John jerked to a stop. " Then why the hell does he want a device that can break down shields!" The thought of Diavante selling out Atlantis, then handing over the sil as a bonus for the lucky party to use and attack, raced back into John's mind. John passed his hands up his face then through his hair, gripping it, pulling his scalp back. " Son of a bitch! We can't let him have that thing, that's all there is to it. Forget the auction, forget waiting around. We need to just go. This is messed up enough and to tell you the truth I don't care what Diavante's plans are just so long as we're thousands of light years away while he's plotting them."

" You cannot leave," Bart said. " Savine will prevent that, and she will not hesitate to kill you.

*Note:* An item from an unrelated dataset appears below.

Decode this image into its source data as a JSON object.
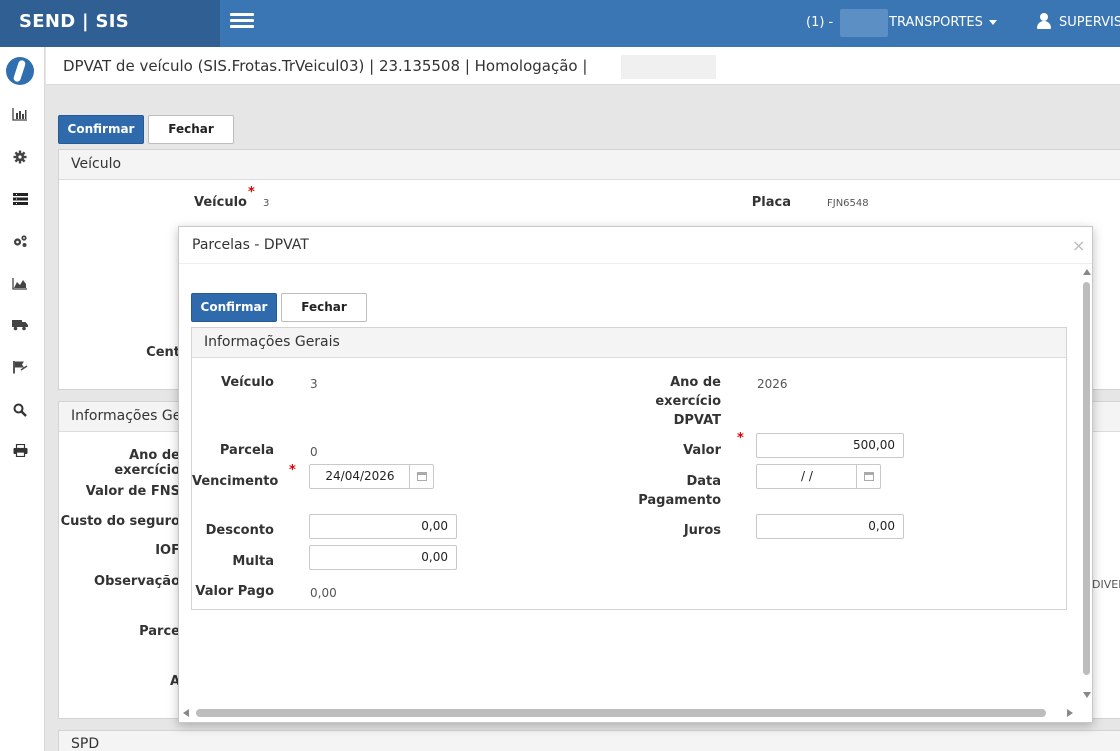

Whatever Diavante's interest in you, Master Sheppard, it will change if you aid Krissa in escaping. Savine will kill both you and Mr. Bren, and bring Krissa back."

" Then help us out here! Isn't that why you've been telling us all this, because you don't want to see us die? Kind of pointless to let the cat out of the bag only to have the cat get hit by a car. I mean, come on, it can't just be over that quick. There has to be a way out of this place, out of these woods."

" I saw some prairie vrat in the stalls," Krissa said. " They're fast..."

" Savine's men are faster."

" Then what do we do!" John practically screamed. " Special interest or not, one of us is going to end up dead! Now, later, it doesn't matter! We -can't – stay -here."

For the first to top all firsts, Bart adopted another expression, a new one John thought he would have never seen. The genetic hob-goblin's ears sagged, and the brow turned up. Bart was wearing a look of sorrow, honest to goodness sorrow, eyes shimmering and everything. John was thrown, stunned into silence.

" I am most sorry, Mr. Sheppard. I do not wish harm to come to any of you. That is why I revealed all this to you. I thought revealing all that goes on here would help keep you safe while you live here. Escape," Bart shook his head, " It's not possible, not with Savine and her men assigned to keep you here."

" Hey, I took one down," John countered.

" Because they were forced to hesitate," Bart said. " They will not hesitate again."

" I can take them again!" John insisted.

" Not in your current state. You've been hurt."

John resumed his pace, letting the blanket fall from his shoulders. " I'll think of something." He didn't really believe that himself, but he could try. He found no comfort in the relative safety that this 'interest' of Diavante's had wrapped them in. They had until the competition, and after the competition, and whatever else time they needed so long as their usefullness or interest or whatever remained intact. It just didn't feel like it. It felt more along the lines of having no time at all.